See Me(159)
Travis nodded, holding his beer. “It wasn’t so bad,” he said. “I think Matt even enjoyed it.”
Joe glanced at Matt, who lay flattened in a lawn chair off to the side of the deck, a cold rag over his head. Even his belly – Matt had always been on the pudgy side – seemed to sag.
“I can see that.”
“Was it heavy?”
“Like an Egyptian sarcophagus!” Matt croaked. “One of those gold ones that only cranes can move!”
Joe laughed. “Can the kids get in?”
“Not yet. I just filled it, and the water will take a little while to heat up. The sun will help, though.”
“The sun will heat it within minutes!” Matt moaned. “Within seconds!”
Joe grinned. Laird and the three of them had gone to school together since kindergarten.
“Tough day, Matt?”
Matt removed the rag and scowled at Joe. “You have no idea. And thanks for showing up on time.”
“Travis said to be here at five. If I had known you needed help, I would have come earlier.”
Matt slowly shifted his gaze to Travis. He really hated his friend sometimes.
“How’s Tina doing?” Travis said, changing the subject. “Is Megan getting any sleep?”
Megan was chatting with Allison at the table on the far end of the deck, and Joe glanced briefly in her direction. “Some. Tina’s cough is gone and she’s been able to sleep through the night again, but sometimes I just think that Megan isn’t wired to sleep. At least, not since she became a mom. She gets up even if Tina hasn’t made a peep. It’s like the quiet wakes her up.”
“She’s a good mom,” Travis said. “She always has been.”
Joe turned to Matt. “Where’s Liz?” he asked.
“She should be here any minute,” Matt answered, his voice floating up as if from the dead. “She spent the day with her parents.”
“Lovely,” Joe commented.
“Be nice. They’re good people.”
“I seem to recall you saying that if you had to sit through one more of your father-in-law’s stories about his prostate cancer or listen to your mother-in-law fret about Henry getting fired again – even though it wasn’t his fault – you were going to stick your head in the oven.”
Matt struggled to sit up. “I never said that!”
“Yes, you did.” Joe winked as Matt’s wife, Liz, rounded the corner of the house with Ben toddling just in front of her. “But don’t worry. I won’t say a word.”
Matt’s eyes darted nervously from Liz to Joe and back again, checking to see if she’d heard.
“Hey, y’all!” Liz called out with a friendly wave, leading little Ben by the hand. She made a beeline for Megan and Allison. Ben broke away and toddled toward the other kids in the yard.
Joe saw Matt sigh in relief. He grinned and lowered his voice. “So… Matt’s in-laws. Is that how you conned him into coming here?”
“I might have mentioned it,” Travis smirked.
Joe laughed.
“What are you guys saying?” Matt called out suspiciously.
“Nothing,” they said in unison.
Later, with the sun down and the food eaten, Moby curled up at Travis’s feet. As he listened to the sound of the kids splashing away in the spa, Travis felt a wave of satisfaction wash over him. This was his favorite kind of evening, whiled away to the sound of shared laughter and familiar banter. One minute Allison was talking to Joe; the next minute she was chatting with Liz and then Laird or Matt; and so on for everyone seated around the outdoor table. No pretenses, no attempts to impress, no one trying to show anyone up. His life, he sometimes thought, resembled a beer commercial, and for the most part, he was content simply to ride the current of good feeling.
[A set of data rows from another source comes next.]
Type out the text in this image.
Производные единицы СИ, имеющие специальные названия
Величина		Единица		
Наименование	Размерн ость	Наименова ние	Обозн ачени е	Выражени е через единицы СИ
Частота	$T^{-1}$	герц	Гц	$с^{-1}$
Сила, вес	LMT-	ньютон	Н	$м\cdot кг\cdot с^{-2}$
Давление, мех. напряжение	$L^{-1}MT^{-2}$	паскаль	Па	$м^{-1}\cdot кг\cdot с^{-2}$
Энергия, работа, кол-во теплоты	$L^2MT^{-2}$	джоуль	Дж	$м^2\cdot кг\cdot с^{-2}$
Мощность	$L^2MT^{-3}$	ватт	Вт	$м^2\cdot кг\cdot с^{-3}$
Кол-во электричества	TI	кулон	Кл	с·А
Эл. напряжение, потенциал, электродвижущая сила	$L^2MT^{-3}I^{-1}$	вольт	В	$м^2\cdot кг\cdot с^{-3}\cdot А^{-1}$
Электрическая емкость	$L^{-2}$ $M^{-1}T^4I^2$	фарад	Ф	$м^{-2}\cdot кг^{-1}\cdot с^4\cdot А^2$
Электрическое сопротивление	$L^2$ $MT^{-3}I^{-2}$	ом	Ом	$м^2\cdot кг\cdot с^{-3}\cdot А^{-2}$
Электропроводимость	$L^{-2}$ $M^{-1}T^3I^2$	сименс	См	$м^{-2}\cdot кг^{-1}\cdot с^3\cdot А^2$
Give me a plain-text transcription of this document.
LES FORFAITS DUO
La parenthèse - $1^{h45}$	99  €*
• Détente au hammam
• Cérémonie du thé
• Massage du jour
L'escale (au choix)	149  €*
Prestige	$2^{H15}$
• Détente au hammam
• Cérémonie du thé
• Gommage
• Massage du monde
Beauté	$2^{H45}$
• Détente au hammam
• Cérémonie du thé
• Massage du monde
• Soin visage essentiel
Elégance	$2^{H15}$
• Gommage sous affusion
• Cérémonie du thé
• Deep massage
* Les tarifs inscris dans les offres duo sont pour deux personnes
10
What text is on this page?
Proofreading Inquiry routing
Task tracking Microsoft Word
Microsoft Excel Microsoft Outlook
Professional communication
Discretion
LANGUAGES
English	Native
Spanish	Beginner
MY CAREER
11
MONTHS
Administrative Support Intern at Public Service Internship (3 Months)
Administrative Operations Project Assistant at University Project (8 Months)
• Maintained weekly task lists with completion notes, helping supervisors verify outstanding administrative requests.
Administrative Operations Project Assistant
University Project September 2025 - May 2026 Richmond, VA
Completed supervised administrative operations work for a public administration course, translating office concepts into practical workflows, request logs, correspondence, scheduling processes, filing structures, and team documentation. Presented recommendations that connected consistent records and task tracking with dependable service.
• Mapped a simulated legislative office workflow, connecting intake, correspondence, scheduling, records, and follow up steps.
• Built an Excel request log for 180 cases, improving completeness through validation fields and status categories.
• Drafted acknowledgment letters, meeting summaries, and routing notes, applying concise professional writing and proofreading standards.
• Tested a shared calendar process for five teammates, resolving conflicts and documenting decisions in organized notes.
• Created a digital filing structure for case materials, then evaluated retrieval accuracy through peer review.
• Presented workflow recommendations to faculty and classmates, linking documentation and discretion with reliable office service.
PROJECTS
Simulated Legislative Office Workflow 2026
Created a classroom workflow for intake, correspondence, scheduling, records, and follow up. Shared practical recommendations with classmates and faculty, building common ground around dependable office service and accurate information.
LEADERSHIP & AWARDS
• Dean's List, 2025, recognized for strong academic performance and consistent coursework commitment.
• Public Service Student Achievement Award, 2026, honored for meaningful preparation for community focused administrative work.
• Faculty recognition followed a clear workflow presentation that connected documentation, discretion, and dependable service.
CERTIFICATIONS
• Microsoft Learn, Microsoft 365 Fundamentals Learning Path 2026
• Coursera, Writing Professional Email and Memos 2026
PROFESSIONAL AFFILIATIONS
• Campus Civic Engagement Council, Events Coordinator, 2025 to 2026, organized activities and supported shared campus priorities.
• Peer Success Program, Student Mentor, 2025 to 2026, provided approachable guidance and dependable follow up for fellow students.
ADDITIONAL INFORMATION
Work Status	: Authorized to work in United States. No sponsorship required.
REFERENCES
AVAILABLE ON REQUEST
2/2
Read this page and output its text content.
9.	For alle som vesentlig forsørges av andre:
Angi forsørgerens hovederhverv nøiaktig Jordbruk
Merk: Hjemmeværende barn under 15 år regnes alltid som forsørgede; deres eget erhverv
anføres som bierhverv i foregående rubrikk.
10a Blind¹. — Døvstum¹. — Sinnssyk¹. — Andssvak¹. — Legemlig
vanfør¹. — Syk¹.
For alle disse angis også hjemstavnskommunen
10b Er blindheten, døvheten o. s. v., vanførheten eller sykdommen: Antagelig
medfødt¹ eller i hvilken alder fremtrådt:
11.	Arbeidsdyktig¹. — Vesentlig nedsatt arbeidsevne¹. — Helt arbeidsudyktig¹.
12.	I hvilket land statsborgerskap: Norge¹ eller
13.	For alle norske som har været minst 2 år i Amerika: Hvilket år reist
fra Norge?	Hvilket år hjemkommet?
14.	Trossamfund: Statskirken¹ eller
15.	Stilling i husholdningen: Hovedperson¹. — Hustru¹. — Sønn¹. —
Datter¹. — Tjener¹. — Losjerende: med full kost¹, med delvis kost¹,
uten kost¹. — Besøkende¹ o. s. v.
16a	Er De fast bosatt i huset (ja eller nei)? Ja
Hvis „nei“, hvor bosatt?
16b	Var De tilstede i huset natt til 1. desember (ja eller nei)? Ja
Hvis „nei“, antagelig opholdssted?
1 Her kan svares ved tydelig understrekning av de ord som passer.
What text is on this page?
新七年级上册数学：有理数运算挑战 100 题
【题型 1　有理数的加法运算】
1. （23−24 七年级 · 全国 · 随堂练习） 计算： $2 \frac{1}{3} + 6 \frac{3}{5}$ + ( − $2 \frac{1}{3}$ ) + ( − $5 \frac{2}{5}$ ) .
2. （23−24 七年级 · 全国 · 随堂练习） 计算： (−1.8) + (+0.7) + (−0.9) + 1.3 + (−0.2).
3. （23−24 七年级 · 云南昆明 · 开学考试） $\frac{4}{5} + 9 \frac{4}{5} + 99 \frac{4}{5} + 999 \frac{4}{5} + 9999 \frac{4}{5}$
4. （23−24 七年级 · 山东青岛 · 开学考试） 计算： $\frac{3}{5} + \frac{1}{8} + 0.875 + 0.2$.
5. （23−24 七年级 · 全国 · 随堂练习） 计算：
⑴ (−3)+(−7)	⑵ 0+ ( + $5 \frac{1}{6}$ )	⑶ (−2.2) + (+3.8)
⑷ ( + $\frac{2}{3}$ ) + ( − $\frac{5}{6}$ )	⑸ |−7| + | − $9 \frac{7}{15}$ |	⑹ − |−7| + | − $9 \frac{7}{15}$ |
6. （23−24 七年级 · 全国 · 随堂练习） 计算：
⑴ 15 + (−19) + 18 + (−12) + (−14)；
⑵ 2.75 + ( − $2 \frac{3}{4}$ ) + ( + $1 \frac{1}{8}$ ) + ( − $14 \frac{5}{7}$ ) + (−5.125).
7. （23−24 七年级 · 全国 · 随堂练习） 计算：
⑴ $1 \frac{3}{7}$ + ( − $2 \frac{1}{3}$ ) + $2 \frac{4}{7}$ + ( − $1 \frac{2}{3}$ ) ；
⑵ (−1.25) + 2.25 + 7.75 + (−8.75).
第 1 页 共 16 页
Every now and then, one of the wives would get up to check on the kids. Laird, Joe, and Matt, on the other hand, reserved their child-rearing duties at times like these to periodically raising their voices in hopes of calming down the kids or preventing them from teasing or accidentally hurting one another. Sure, one of the kids would throw a tantrum now and then, but most problems were solved with a quick kiss on a scraped knee or a hug that was as tender to watch from a distance as it must have been for the kid to receive.
Travis looked around the table, pleased that his childhood friends not only had become good husbands and fathers, but were still a part of his life. It didn’t always turn out that way. At thirty-two, he knew that life was sometimes a gamble, and he’d survived more than his share of accidents and falls, some of which should have inflicted far more serious bodily injury than they had. But it wasn’t just that. Life was unpredictable. Others he’d known growing up had already died in car accidents, been married and divorced, found themselves addicted to drugs or booze, or simply moved away from this tiny town, their faces already blurring in his memory. What were the odds that the four of them – who’d known one another since kindergarten – would find themselves in their early thirties still spending weekends together? Pretty small, he thought. But somehow, after hanging together through all the adolescent acne and girl troubles and pressure from their parents, then heading off to four different colleges with differing career goals, they had each, one by one, moved back here to Beaufort. They were more like family than friends, right down to coded expressions and shared experiences that no outsiders could ever fully understand.